Prevention is key when it comes to reducing the risk of oral injuries and mouth guards offer a simple and relatively inexpensive solution to minimize the chance of chipping, breaking or knocking out a tooth. Athletes who don’t wear a mouth guard are 60 times more likely to damage their teeth, according to the National Youth Sports Safety Foundation. And while your child may not be required by his or her team to wear a mouth guard, we encourage parents to consider it an essential piece of protective material. An effective mouth guard holds teeth in place allowing your child to speak and breathe normally. A proper fit should cover your children’s teeth and depending on their bite, may cover their gums as well. Stock mouth guards can be purchased at your local drugstore and are ready-to-wear.
Injury to Baby Teeth
Children play hard inside and outside and accidents happen that can result in a baby teeth getting chipped, broken or knocked out. If this happens, contact your pediatric dentist immediately. Quick action can save the tooth and help reduce the need for any major dental work. If the tooth is chipped or broken and you can find the tooth fragment, please bring it with you to the dentist. If the tooth is knocked out, don’t worry about finding the tooth. Baby teeth are not replanted due to the potential damage to permanent developing teeth. In any case, rinse your child’s mouth and apply cold compresses to reduce swelling.
Injury to Permanent Teeth
If a permanent tooth is damaged, similar rules apply. Contact your pediatric dentist immediately and if the office is closed, call the after hours number. If a tooth has been knocked out, try to find it and rinse it in cold water. Do not scrub the tooth or use soap to wash it. If you can, replace the tooth in the socket and hold it there gently with clean gauze or a washcloth. If this can’t be done, place the tooth in a clean container with cold milk and bring it with you to your appointment.
Lip and Tongue Wounds
The human face is an extremely delicate body part. Just think about all of the sensitive nerve endings and tiny blood vessels inside around your mouth. No wonder it hurts and bleeds a lot when cut or damaged.
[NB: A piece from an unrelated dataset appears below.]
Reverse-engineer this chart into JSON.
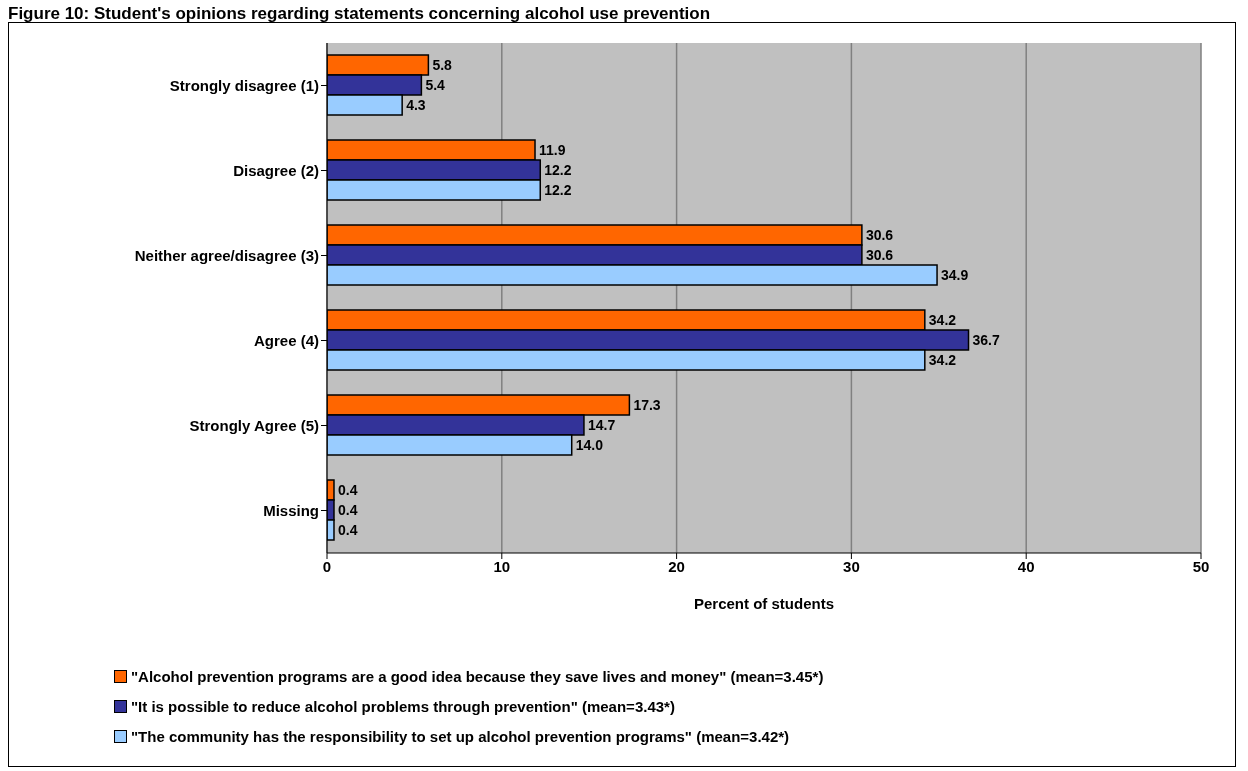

Not only can blood scare children (and lots of adults) it can cover up more serious injuries. Swelling can set in very quickly and make lips, tongues, and gums look and feel disfigured. Don’t rely on just a visual inspection of the wound.
Clean the area gently with a clean cloth and apply cold compresses to reduce any swelling. If the bleeding can’t be controlled after applying firm but gentle pressure to the area, go to the emergency room or an urgent care center. KidMed is a great after hours urgent care center for kids in Glen Allen and Midlothian.
Call your pediatric dentist to evaluate the lip/tongue, and to confirm that your child’s teeth were not affected by the trauma. Sometimes this just involves a visual inspection. In more serious cases, we may need to x-ray the child’s mouth to look for hidden damage.
Like you, we hate to see our children in pain and scared. Staying calm can help your child stay calm. Usually, the sooner you can get treatment, the better.